Minura Achim e Irina Podgorny, estudiosas de la institución museo y su evolución en el tiempo, han escrito que "los objetos son itinerantes y mutantes por naturaleza. Mudan su carácter, su valor y pasan de unas manos a otras". Y es verdad, cambian porque se transforman las sociedades, sus usos y costumbres, sus saberes y valoraciones, y, por consiguiente, las interacciones entre objetos y sujetos. Se modifican las miradas a medida que los estudios y la experiencia permiten observarlos de otras maneras, advertir nuevas aristas. La evolución de los conocimientos y la contribución de nuevas tecnologías ofrecen ángulos de análisis antes bloqueados por la ignorancia, muchas veces académica, hasta que un hecho nuevo descorre el velo y deja ver cosas antes desapercibidas. Pero su valor también cambia con cada traspaso, con cada hito de su itinerancia, porque no hay dos poseedores o administradores iguales, ni en el terreno de lo público, ni en el ámbito privado.

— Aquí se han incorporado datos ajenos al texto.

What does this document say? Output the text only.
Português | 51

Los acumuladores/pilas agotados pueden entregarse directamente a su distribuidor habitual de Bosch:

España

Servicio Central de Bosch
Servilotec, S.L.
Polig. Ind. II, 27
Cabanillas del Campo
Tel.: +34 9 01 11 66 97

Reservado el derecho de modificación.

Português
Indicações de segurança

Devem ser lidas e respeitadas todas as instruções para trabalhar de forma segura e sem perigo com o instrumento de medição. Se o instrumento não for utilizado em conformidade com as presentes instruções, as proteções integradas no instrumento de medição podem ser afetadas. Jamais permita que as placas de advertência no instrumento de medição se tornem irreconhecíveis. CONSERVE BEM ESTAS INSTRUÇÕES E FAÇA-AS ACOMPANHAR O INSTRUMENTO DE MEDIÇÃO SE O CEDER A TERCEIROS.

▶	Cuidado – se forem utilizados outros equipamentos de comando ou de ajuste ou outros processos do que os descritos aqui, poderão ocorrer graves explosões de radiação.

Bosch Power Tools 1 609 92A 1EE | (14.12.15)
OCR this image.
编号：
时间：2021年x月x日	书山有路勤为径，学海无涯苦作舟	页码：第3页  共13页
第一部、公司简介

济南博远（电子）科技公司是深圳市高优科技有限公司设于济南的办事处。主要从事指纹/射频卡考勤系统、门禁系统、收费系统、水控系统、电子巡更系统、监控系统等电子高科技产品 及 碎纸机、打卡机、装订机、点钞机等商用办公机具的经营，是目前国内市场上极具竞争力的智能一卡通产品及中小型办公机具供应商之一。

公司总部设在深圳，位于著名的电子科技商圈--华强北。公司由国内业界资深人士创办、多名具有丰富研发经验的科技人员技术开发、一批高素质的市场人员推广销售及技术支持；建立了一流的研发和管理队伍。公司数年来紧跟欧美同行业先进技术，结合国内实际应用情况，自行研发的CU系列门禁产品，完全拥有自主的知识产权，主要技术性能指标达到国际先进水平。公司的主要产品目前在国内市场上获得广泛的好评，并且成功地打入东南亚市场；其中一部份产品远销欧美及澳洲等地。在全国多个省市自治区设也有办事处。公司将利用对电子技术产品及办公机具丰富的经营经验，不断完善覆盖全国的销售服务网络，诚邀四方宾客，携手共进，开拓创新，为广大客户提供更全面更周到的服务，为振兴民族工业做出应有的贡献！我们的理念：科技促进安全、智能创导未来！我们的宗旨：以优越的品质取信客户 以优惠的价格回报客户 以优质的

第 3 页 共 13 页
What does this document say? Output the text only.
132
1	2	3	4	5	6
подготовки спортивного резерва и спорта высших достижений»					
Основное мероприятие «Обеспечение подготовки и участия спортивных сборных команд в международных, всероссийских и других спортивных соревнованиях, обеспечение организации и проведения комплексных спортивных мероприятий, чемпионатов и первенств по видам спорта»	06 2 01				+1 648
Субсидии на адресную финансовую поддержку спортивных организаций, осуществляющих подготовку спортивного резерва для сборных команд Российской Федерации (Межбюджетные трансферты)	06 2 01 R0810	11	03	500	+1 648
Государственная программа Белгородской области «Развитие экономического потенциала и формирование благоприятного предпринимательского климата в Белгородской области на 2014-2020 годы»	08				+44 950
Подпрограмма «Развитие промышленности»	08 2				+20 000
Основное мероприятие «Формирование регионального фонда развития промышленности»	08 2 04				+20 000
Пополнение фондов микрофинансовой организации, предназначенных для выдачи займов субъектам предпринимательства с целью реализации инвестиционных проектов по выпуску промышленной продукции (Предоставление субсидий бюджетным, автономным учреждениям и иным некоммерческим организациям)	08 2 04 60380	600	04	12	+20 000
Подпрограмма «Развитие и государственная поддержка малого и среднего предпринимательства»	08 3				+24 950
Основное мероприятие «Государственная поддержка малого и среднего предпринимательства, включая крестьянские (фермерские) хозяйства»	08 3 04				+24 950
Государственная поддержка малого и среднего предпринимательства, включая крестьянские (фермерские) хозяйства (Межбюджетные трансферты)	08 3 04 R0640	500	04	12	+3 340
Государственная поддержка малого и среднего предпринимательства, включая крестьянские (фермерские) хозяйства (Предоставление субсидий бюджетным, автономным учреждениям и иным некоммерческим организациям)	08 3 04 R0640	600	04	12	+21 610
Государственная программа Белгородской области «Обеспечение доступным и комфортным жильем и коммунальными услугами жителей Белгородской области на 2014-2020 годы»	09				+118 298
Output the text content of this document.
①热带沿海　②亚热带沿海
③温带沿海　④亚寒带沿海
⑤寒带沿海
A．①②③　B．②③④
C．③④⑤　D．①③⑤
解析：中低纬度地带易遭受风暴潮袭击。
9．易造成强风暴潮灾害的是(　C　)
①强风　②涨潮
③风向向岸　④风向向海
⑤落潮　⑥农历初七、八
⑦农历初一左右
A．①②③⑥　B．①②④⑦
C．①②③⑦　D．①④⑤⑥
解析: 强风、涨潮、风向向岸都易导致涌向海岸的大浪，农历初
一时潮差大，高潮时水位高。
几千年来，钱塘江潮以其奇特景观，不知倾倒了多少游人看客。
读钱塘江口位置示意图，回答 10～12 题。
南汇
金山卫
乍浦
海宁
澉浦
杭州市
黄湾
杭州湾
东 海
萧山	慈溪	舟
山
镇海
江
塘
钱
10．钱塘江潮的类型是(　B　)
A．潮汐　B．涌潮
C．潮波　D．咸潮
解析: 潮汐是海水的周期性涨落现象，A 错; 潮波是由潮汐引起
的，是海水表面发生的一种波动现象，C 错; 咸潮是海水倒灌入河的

Por mi parte, los objetos han sido vías de introducción en los caminos de la historia y el arte. En mi juventud, influido por coleccionistas de mayor edad, comencé a atesorar piezas menores, hasta que pude liberarme de las maneas obsesivas del afán posesorio y volver a respirar aires de normalidad y disfrutar de los inúmeros objetos atesorados en museos públicos y colecciones privadas que cada tanto suelen exponerse en espacios públicos, como, por ejemplo, la maravillosa colección de piezas reunidas en los albores del siglo XX por Archer Huntington en la Sociedad Hispánica de América, con sede en Nueva York.
En 2017 pude apreciar en el Museo del Prado, en Madrid, una selección especial de sus principales objetos (procedentes de España, Portugal, Iberoamérica y Filipinas) para una muestra itinerante de carácter mundial. Es sólo un ejemplo, pueden agregarse miles, que son tan gratuitos como la visita a la Sociedad hispánica. Por ejemplo, las iglesias que jalonan con sus patrimonios de arte religioso el camino del barroco andino que recorre el valle ubicado al sur de Cusco y conduce a Puno y el Titicaca, sendero, a su vez, flanqueado por excepcionales muestras de la cultura lítica de los incas. La lista es tan inabarcable como el potencial didáctico de los objetos.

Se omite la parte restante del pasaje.